Comment by rs186 3 days ago

21 replies

You can't, at least for production code. I have used Claude Code for vibe coding several side projects now, some just for fun, others more serious and need to be well written and maintainable. For the former, as long as it works, I don't care, but I could easily see issues like dependency management. Then for the latter, because I actually need to personally verify every detail of the final product and review (which means "scan" at the least) the code, I always see a lot of issues -- tightly coupled code that makes testing difficult, missing test cases, using regex when it shouldn't, having giant classes that are impossible to read/maintain. Well, many of the issues you see humans do. I needed to constantly interrupt and ask it to do something different.

the_mitsuhiko 3 days ago

> You can't, at least for production code.

You can. People do. It's not perfect at it yet, but there are success stories of this.

  • noodletheworld 3 days ago

    Are you talking about the same thing as the OP?

    I mean, the parent even pointed out that it works for vibe coding and stuff you don't care about; ...but the 'You can't' refers to this question by the OP:

    > I really need to approve every single edit and keep an eye on it at ALL TIMES, otherwise it goes haywire very very fast! How are people using auto-edits and these kind of higher-level abstraction?

    No one I've spoken to is just sitting back writing tickets while agents do all the work. If it was that easy to be that successful, everyone would be doing it. Everyone would be talking about it.

    To be absolutely clear, I'm not saying that you can't use agents to modify existing code. You can. I do; lots of people do. ...but that's using it like you see in all the demos and videos; at a code level, in an editor, while editing and working on the code yourself.

    I'm specifically addressing the OPs question:

    Can you use unsupervised agents, where you don't interact at a 'code' level, only at a high level abstraction level?

    ...and, I don't think you can. I don't believe anyone is doing this. I don't believe I've seen any real stories of people doing this successfully.

    • adriand 3 days ago

      > Can you use unsupervised agents, where you don't interact at a 'code' level, only at a high level abstraction level?

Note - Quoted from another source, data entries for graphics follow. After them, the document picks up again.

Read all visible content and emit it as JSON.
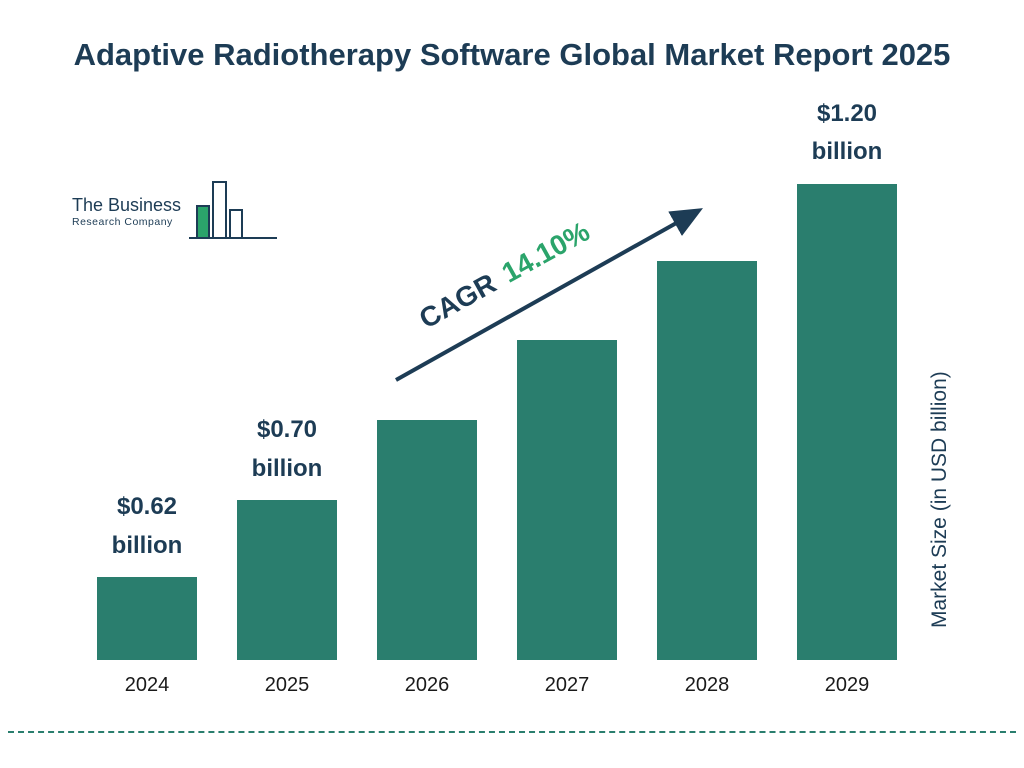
{
  "title": "Adaptive Radiotherapy Software Global Market Report 2025",
  "logo": {
    "line1": "The Business",
    "line2": "Research Company"
  },
  "cagr": {
    "prefix": "CAGR",
    "value": "14.10%"
  },
  "chart_data": {
    "type": "bar",
    "title": "Adaptive Radiotherapy Software Global Market Report 2025",
    "categories": [
      "2024",
      "2025",
      "2026",
      "2027",
      "2028",
      "2029"
    ],
    "values": [
      0.62,
      0.7,
      0.8,
      0.91,
      1.05,
      1.2
    ],
    "value_labels": [
      {
        "amount": "$0.62",
        "unit": "billion"
      },
      {
        "amount": "$0.70",
        "unit": "billion"
      },
      null,
      null,
      null,
      {
        "amount": "$1.20",
        "unit": "billion"
      }
    ],
    "bar_heights_pct": [
      17.4,
      33.5,
      50.2,
      66.9,
      83.4,
      100
    ],
    "xlabel": "",
    "ylabel": "Market Size (in USD billion)",
    "cagr_percent": 14.1,
    "legend": "none",
    "grid": false,
    "colors": {
      "bar": "#2a7e6e",
      "title": "#1d3c55",
      "cagr_text": "#1d3c55",
      "cagr_value": "#2ba46b",
      "arrow": "#1d3c55",
      "dashed_divider": "#2a7e6e",
      "logo_green": "#2ba46b"
    }
  }
}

      My view, after having gone all-in with Claude Code (almost only Opus) for the last four weeks, is ”no”. You really can’t. The review process needs to be diligent and all-encompassing and is, quite frankly, exhausting.

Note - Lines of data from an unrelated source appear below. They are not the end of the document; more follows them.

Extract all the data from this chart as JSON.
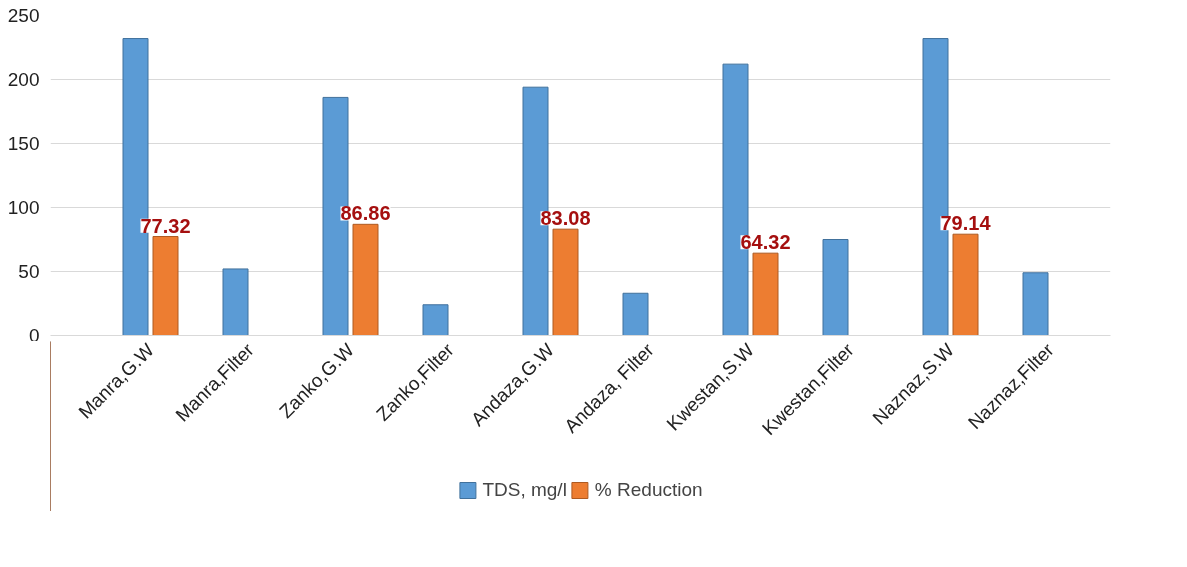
{
  "chart_data": {
    "type": "bar",
    "categories": [
      "Manra,G.W",
      "Manra,Filter",
      "Zanko,G.W",
      "Zanko,Filter",
      "Andaza,G.W",
      "Andaza, Filter",
      "Kwestan,S.W",
      "Kwestan,Filter",
      "Naznaz,S.W",
      "Naznaz,Filter"
    ],
    "series": [
      {
        "name": "TDS, mg/l",
        "color": "#5b9bd5",
        "values": [
          232,
          52,
          186,
          24,
          194,
          33,
          212,
          75,
          232,
          49
        ]
      },
      {
        "name": "% Reduction",
        "color": "#ed7d31",
        "values": [
          77.32,
          null,
          86.86,
          null,
          83.08,
          null,
          64.32,
          null,
          79.14,
          null
        ],
        "value_labels": [
          "77.32",
          null,
          "86.86",
          null,
          "83.08",
          null,
          "64.32",
          null,
          "79.14",
          null
        ]
      }
    ],
    "ylim": [
      0,
      250
    ],
    "yticks": [
      0,
      50,
      100,
      150,
      200,
      250
    ],
    "grid": "y",
    "legend": "bottom"
  }
}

      One improvement I have made to my process for this is to spin up a new Claude Code instance (or clear context) and ask for a code review based on the diff of all changes. My prompt for this is carefully structured. Some issues it identifies can be fixed with the agent, but others need my involvement. It doesn’t eliminate the need to review everything, but it does help focus some of my efforts.

  • stavros 3 days ago

    Do you know of any links to writeups (or just mentions) of this?

    • threecheese 3 days ago

      Check out the_mitsuhiko’s youtube, he has been showing some good techniques in the past few weeks.

      • stavros 3 days ago

        I don't trust Armin for that, he's too good a developer for vibe coding. The question is whether someone who can't program at all can make something that works well with LLMs, not whether Armin can.

    • the_mitsuhiko 3 days ago

      There are few writeups but if you go to agentic coding meetups you can find people that show the stuff the build. It’s really quite impressive.

      • mac-mc 3 days ago

        Do they go into the architecture and code structure, or more just the user-facing result? Coding agents do a lot of copy-paste or near equivalents and make way too much code to accomplish many things.

      • stavros 3 days ago

        Ah, we don't have any such meetups where I am... Are these from people who can't program at all?